Looking ahead to 2018, BrightStar is targeting even more growth, aiming for 30 new locations. As the brand continues to expand, Sun believes it can remain an employer of choice—a critical objective given fierce competition for workers, rising wages and a limited pool of qualified caregivers to meet quickly rising consumer demand.
BrightStar Care typically offers both personal care and skilled care, except in a handful of states where laws prevent private-pay skilled care. And in all states, there is a registered nurse overseeing services for each client. This commitment to clinical quality is helping BrightStar thrive as minimum wage laws and competition for workers drive up labor-related costs, Sun said.
The idea is that customers are looking to get more bang for their home care bucks, as providers are raising rates to help offset higher labor costs. Clients are increasingly looking for the type of “clinical differentiation” that BrightStar can deliver, Sun said.
“We’ve always said we’ll be hiring qualified, certified labor and pay higher than the marketplace, so we have that positioning,” she said. “So as the market increases, we’ve at least set our segmentation around people are going to pay the most but get the most.”
It’s been Sun’s vision for the company from its founding in 2002.
“I said, ‘We want to be the Neiman Marcus of home care,’” she said. “Not everyone can be a client, but for those who can, I’m going to sleep well at night knowing that we’re providing the highest level of care.”
Home care brands that were built around low prices are having a harder time coping with current cost pressures, she believes, particularly in those markets where recently passed laws are driving minimum wage up to the $15 per hour range. That’s less common in some regions, such as the South, while it is prevalent in other areas, such as California.
Sun does acknowledge that seniors living on fixed incomes in places with higher minimum wages might now have fewer options or tougher choices to make about care.
“In the markets in California where you saw increases immediately to $15 [an hour], with pricing then being at $17 to $18 an hour, it puts constraints on consumers on a fixed income, and the markets are trying to work through that,” she said. “We’re very sympathetic … it’s a tough balancing act.”
Creating a worker pipeline
While rising labor costs might actually help BrightStar, Sun is worried about another workforce issue: The increasing scarcity of the high-quality, credentialed workers that BrightStar needs to deliver a Neiman Marcus level of service.
“It’s the No. 1 risk and challenge,” she said. “We have an increased number of nurses retiring due to age and fewer coming in, proportional to the [consumer] demand that exists.”
There is limited nursing school capacity, Sun added, with some BrightStar caregivers having been on a waiting list for two to three years. In response, BrightStar is undertaking a three-year, $800,000 strategy to build up and credential its own staff.

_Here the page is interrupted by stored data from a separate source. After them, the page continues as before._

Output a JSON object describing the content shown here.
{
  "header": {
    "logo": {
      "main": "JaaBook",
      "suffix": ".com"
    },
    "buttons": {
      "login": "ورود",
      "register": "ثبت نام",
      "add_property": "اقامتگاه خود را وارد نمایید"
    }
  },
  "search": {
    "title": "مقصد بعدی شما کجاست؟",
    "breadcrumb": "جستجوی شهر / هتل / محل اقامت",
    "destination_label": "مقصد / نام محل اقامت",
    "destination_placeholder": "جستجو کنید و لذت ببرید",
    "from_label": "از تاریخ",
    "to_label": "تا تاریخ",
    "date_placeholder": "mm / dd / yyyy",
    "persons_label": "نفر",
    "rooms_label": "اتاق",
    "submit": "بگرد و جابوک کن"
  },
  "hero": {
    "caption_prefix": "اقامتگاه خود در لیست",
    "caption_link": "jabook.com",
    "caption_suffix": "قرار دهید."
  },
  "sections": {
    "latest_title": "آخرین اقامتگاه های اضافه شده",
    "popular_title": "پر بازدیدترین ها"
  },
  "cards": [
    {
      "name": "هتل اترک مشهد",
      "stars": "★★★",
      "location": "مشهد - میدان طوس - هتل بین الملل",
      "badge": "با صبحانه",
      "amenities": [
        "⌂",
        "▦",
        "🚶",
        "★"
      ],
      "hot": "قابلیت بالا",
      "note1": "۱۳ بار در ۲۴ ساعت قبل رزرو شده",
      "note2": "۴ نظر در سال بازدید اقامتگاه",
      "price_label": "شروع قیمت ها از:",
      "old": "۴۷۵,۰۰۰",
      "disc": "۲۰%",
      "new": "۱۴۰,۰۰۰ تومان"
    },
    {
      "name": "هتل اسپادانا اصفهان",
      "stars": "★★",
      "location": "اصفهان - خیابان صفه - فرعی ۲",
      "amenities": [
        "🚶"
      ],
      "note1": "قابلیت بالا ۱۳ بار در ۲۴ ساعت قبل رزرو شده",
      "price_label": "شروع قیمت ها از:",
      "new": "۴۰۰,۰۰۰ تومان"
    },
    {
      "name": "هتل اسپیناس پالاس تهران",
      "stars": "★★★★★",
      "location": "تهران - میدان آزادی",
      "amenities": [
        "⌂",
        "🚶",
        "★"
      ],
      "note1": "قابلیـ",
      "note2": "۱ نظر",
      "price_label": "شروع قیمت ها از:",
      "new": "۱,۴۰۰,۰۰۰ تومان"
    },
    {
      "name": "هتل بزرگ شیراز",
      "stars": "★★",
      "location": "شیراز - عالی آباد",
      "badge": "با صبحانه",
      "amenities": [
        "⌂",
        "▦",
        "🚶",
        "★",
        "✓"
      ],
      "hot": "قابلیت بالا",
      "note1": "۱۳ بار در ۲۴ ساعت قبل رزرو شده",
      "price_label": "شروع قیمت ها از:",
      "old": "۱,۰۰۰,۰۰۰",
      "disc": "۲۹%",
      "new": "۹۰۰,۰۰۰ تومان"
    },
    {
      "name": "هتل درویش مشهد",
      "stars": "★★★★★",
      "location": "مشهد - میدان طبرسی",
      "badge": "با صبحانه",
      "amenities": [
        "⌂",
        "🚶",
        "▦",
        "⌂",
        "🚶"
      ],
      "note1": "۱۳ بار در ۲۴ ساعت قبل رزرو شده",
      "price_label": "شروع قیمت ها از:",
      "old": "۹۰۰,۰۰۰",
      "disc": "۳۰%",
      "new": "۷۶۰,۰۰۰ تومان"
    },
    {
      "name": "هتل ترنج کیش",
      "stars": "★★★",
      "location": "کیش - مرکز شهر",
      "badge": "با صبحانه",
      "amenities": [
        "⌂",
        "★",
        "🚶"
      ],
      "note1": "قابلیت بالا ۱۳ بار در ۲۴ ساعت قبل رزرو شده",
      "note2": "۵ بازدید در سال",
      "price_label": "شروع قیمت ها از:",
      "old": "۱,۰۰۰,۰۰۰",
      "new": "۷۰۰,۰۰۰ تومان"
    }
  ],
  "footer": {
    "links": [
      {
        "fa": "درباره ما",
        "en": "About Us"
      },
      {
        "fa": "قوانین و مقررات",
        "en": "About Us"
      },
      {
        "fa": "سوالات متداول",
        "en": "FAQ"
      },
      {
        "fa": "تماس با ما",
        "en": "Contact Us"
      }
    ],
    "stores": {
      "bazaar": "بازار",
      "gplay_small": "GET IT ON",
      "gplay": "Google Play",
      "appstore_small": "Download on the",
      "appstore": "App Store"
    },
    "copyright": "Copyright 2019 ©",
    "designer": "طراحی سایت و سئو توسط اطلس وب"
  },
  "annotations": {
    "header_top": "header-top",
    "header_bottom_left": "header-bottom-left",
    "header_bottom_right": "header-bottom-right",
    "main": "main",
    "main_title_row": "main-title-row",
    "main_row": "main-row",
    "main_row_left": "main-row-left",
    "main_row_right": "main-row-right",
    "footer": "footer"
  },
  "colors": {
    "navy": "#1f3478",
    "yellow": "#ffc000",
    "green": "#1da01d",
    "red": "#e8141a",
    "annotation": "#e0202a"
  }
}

This involves creating its own certified nursing assistant (CNA) curriculum, having it approved in each state where BrightStar has a location, and building collaborations or partnerships with clinical settings to get hands-on, practical components of training. This year will be focused on curriculum development and partnerships, with the next two years focused on segmenting out the states and getting the program up and running.
The workforce initiative comes on the heels of the company investing $13 million over the last four years to develop a proprietary technology platform.
In 2017, a mobile platform rolled out to manage 20,000 clients a day, with a separate system for nurses to do care plans and supervisory visits. Using the mobile solution, caregivers now can see what tasks are to be performed on a daily basis, and the system is also GPS enabled and meets the coming mandate for electronic visit verification (EVV), Sun said. In states with a so-called “closed model” for EVV, BrightStar has been able to create an interchange to feed data into the state-run EVV system.
Next on the tech front, BrightStar is developing a mobile platform for skilled nursing shifts.
Offering this type of tech helps BrightStar attract licensed practical nurses and registered nurses, who are able to spend less time on paperwork and more time “making a difference” delivering care, Sun said.
The corporate office is also hiring; currently there is one full-time employee for every three franchisees, and this could be down to one for every 2.7 or even 2.5 franchisees by the end of 2018. This additional workforce will not only include nurses to help keep clinical quality high, but also people to offer more sales backup, business analysis and overall infrastructure support, Sun said.
She’s looking for these HR investments to pay off for the brand within 24 months. Combined with the ongoing tech projects and the workforce initiative, she is optimistic about the direction of the company.
“I’m bullish on what this means for our franchisees,” she said.